A cataract is a cloudy, dull area that develops in the lens of the eye, usually in people over the age of 55. It is sometimes linked to a deficiency in certain nutrients, especially lutein, zinc, and vitamin E. Cataracts can cause significant vision loss and even blindness. Cataract surgery is a procedure to remove the damaged lens and replace it with an artificial lens, making it possible to see clearly again.

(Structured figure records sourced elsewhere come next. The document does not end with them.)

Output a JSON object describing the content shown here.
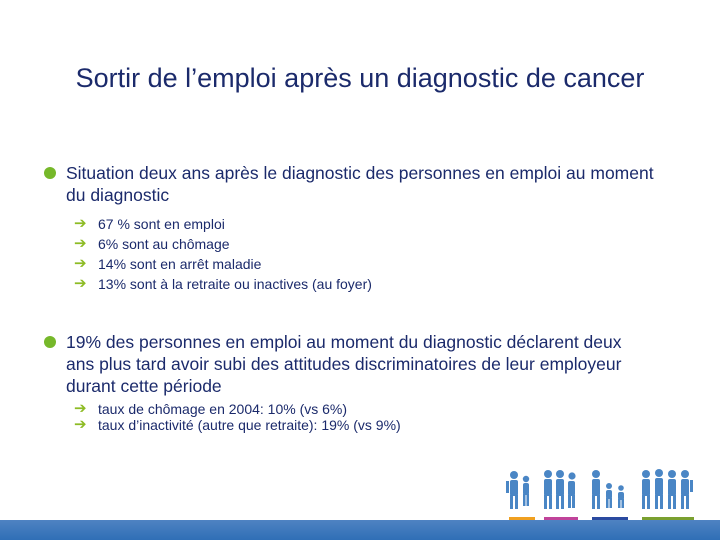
{
  "slide": {
    "title": "Sortir de l’emploi après un diagnostic de cancer",
    "bullets": [
      {
        "text": "Situation deux ans après le diagnostic des personnes en emploi au moment du diagnostic",
        "subitems": [
          "67 % sont en emploi",
          "6% sont au chômage",
          "14% sont en arrêt maladie",
          "13% sont à la retraite ou inactives (au foyer)"
        ]
      },
      {
        "text": "19% des personnes en emploi au moment du diagnostic déclarent deux ans plus tard avoir subi des attitudes discriminatoires de leur employeur durant cette période",
        "subitems": [
          "taux de chômage en 2004: 10% (vs 6%)",
          "taux d’inactivité (autre que retraite): 19% (vs 9%)"
        ]
      }
    ]
  },
  "icons": {
    "bullet": "round-bullet-icon",
    "subbullet": "right-arrow-icon",
    "logo": "people-figures-logo"
  },
  "colors": {
    "text": "#1b2a6b",
    "bullet": "#76b82a",
    "arrow": "#8dbb24",
    "bottom_bar": "#2f6fb6",
    "logo_underlines": [
      "#f0a020",
      "#c0439a",
      "#2a4aa0",
      "#7aa030"
    ]
  }
}
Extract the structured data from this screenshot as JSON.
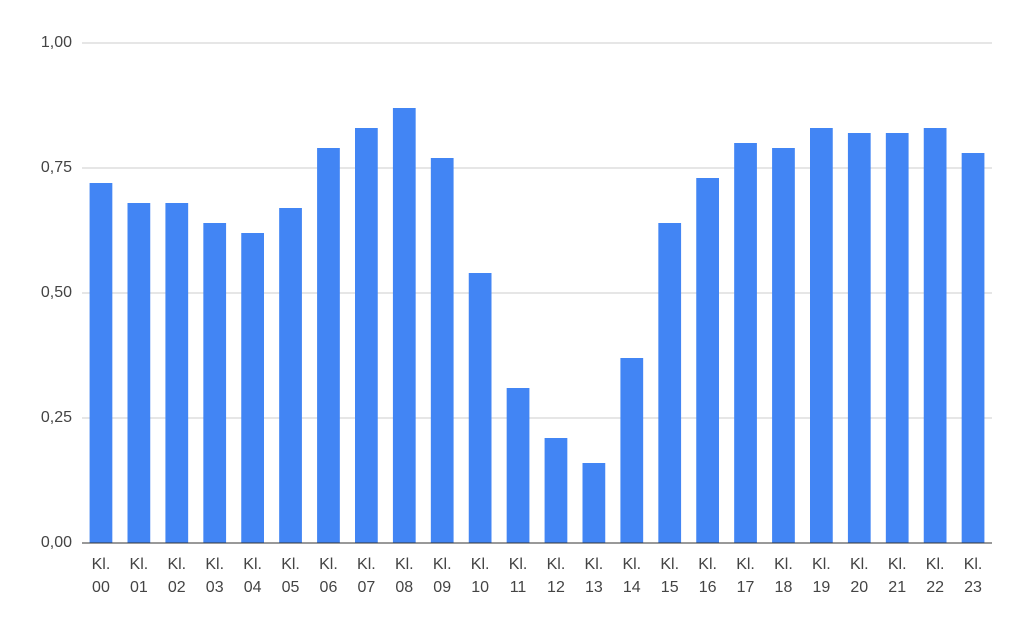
{
  "chart_data": {
    "type": "bar",
    "categories": [
      "Kl. 00",
      "Kl. 01",
      "Kl. 02",
      "Kl. 03",
      "Kl. 04",
      "Kl. 05",
      "Kl. 06",
      "Kl. 07",
      "Kl. 08",
      "Kl. 09",
      "Kl. 10",
      "Kl. 11",
      "Kl. 12",
      "Kl. 13",
      "Kl. 14",
      "Kl. 15",
      "Kl. 16",
      "Kl. 17",
      "Kl. 18",
      "Kl. 19",
      "Kl. 20",
      "Kl. 21",
      "Kl. 22",
      "Kl. 23"
    ],
    "values": [
      0.72,
      0.68,
      0.68,
      0.64,
      0.62,
      0.67,
      0.79,
      0.83,
      0.87,
      0.77,
      0.54,
      0.31,
      0.21,
      0.16,
      0.37,
      0.64,
      0.73,
      0.8,
      0.79,
      0.83,
      0.82,
      0.82,
      0.83,
      0.78
    ],
    "color": "#4285f4",
    "ylim": [
      0,
      1
    ],
    "yticks": [
      {
        "value": 0,
        "label": "0,00"
      },
      {
        "value": 0.25,
        "label": "0,25"
      },
      {
        "value": 0.5,
        "label": "0,50"
      },
      {
        "value": 0.75,
        "label": "0,75"
      },
      {
        "value": 1,
        "label": "1,00"
      }
    ],
    "grid": true
  }
}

Cataract surgery is a relatively simple surgery, performed under local anesthetic, which usually takes less than an hour. The ophthalmologist makes a tiny incision in the corner of the eye and removes the old lens. Then the new lens, which is permanent and made of plastic, is inserted. There are different kinds of replacement lenses available, just as there are different kinds of lenses for eyeglasses. Monofocal lenses are good for distance but will require the use of reading glasses for near vision. Bifocal lenses have different focal points for near and far vision depending on the angle at which you look through the lens. There are even adjustable lenses that can shift between near and far vision with the movement of your eye muscles.

If both eyes require surgery, usually the ophthalmologist does one eye at a time to allow your vision on one side to heal before performing surgery on the other. After surgery, you can typically go home right away, although driving is not recommended. There is not usually much pain, but you might feel an itching sensation for the first day or two as the incision in your eye heals. It may take several weeks for your vision to fully adapt to the new lens.